Recuerdo perfectamente cómo llamó mi atención una portera que vi, una mañana que recorría un camino en mal estado. Era una ruta provincial que ciertamente necesitaba ser reparada. De hecho, a unos 150 kilómetros al norte de la zona estaban pavimentando, a un ritmo muy lento.

Aquella vista fue impactante, por ello disminuí la velocidad y regresé sobre lo andado, hasta parar a pocos metros de la entrada. Al costado del camino corre, en paralelo, la vía del tren. En un sector se eleva siguiendo la roca oscura y debajo se forma una suerte de cueva, que no es tal. No lo es porque, si bien hay una entrada, del otro lado se ve un extenso campo. Es más bien como un túnel corto.

Saqué mi máquina de fotos y registré aquella entrada. Como estaba en una curva, no quise detenerme demasiado tiempo, pues bien podría venir un camión y no tendría espacio y tiempo para evadirme. Estaba en parte sobre la calzada pues la banquina era escasa y se continuaba con un barranco poco profundo. De la ruta salía un sendero hacia esa entrada, pero parecía muy poco usado. La portera tenía una larga cadena y un oxidado candado muy antiguo.

Continué la marcha y conversé largo rato con mi acompañante, en esa instancia, sobre a dónde conduciría dicha entrada. Era un lugar inapropiado para tener un acceso a un campo, pues un camión no podría entrar, la visibilidad es mala desde el camino, por lo sinuoso de la zona.

Un tiempo después volví a pasar por la zona y busqué, denodadamente, aquella entrada, aquél puente. Lo más parecido era una franja elevada por donde cruzaba la vía del ferrocarril, pero no había un túnel o entrada debajo. Las fotos no pude revelarlas sino hasta que pasó medio año casi, cuando lo hice. Cuando al fin tuve ante mí las fotos no era lo que yo había visto, o lo que recordaba. Me sentí muy frustrado ante aquella evidencia.

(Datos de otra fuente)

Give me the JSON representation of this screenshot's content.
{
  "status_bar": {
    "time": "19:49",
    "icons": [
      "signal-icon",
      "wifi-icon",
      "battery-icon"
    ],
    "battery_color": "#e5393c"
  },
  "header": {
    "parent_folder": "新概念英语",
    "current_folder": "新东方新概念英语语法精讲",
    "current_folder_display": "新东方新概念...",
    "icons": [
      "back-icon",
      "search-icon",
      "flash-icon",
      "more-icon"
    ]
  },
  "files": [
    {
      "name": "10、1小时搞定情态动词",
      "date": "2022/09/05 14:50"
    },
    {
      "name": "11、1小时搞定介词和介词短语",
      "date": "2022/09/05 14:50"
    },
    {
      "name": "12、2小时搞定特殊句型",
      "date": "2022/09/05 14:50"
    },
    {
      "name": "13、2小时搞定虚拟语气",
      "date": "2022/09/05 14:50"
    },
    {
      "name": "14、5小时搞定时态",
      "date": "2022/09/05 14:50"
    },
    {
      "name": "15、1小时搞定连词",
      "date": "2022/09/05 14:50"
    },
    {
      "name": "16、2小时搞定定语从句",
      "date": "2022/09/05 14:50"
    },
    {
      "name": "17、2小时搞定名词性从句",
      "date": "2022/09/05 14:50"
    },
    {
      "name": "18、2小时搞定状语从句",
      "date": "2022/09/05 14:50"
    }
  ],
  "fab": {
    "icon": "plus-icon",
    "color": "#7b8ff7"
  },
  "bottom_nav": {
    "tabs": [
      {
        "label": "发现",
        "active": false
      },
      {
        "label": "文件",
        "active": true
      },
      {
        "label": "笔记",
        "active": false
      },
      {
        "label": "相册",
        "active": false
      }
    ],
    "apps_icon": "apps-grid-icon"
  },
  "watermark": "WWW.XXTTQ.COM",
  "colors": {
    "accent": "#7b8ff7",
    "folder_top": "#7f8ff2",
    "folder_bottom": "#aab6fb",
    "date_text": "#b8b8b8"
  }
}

Por razones laborales, un par de años después, tuve que pasar por el mismo lugar. Me dirigía hacia unos campos al norte de aquella región y el camino seguía en construcción, aunque el tiempo transcurrido era importante. Supuse que la obra vial de la región atravesaba las mismas condiciones que otras del país.

Andaba muy atento y estaba acompañado por una persona que encontré haciendo dedo en una rotonda, en la entrada a un pueblo. Se dirigía, como yo, hacia el norte del país, por lo que le ofrecí llevarlo. Había perdido el ómnibus por media hora y no quería quedar varado en esa zona. Él era un arquitecto que en sus ratos libres gustaba adquirir conocimientos sobre fenómenos extraños, entre los que incluía el avistamiento de ovnis. La conversación fue derivando hacia esos temas, pues el hombre era un apasionado, con amplio conocimiento, a juzgar por su atinada plática, llena de datos concretos, referencias accesibles y precisión de la información. Lo sé porque en mi profesión –soy ingeniero- la precisión es indispensable. De hecho iba hacia el norte para ver un proyecto vinculado al aprovechamiento del agua en una zona donde eso es vital.

Estaba anocheciendo y el sol se perdía por el oeste, muy rápidamente. La noche tomó por completo la ruta y la visibilidad era escasa, aunque se veían las estrellas en ciertas zonas. Nubes gruesas se extendían por doquier.

De repente vi la entrada. La curva estaba cerca, como aquella vez y tuve que andar un tramo para dar vuelta y acercarme por el otro lado de la ruta.

Recorrimos un buen tramo y no vimos nada. Seguimos unos 5 o 10 kilómetros y dimos la vuelta nuevamente. Y en un punto vimos la entrada. Un campo estrellado, totalmente luminoso se abría detrás de una abertura a un costado del camino. La curva, apenas estaba señalada por unas bandas que brillaban con las luces del coche. Me obstiné y paré, en seco, el auto. Desde esa posición se veía la entrada. Tomé la cámara y nos acercamos. Registré un buen número de fotos, ajusté la velocidad y la sensibilidad y disparé un número considerable de veces. Avanzamos a pié en la dirección que íbamos y fuimos perdiendo de vista la entrada. Al regresar sobre nuestros pasos volvíamos a ver la entrada.

̶ ¡No lo entiendo, no lo entiendo! –dije casi gritando.

̶ De esto es que te hablaba algunos kilómetros atrás –comentó, calmadamente, mi interlocutor. Muchas cosas, como ésta, no son fáciles de ver, menos de aceptar. Pero existen.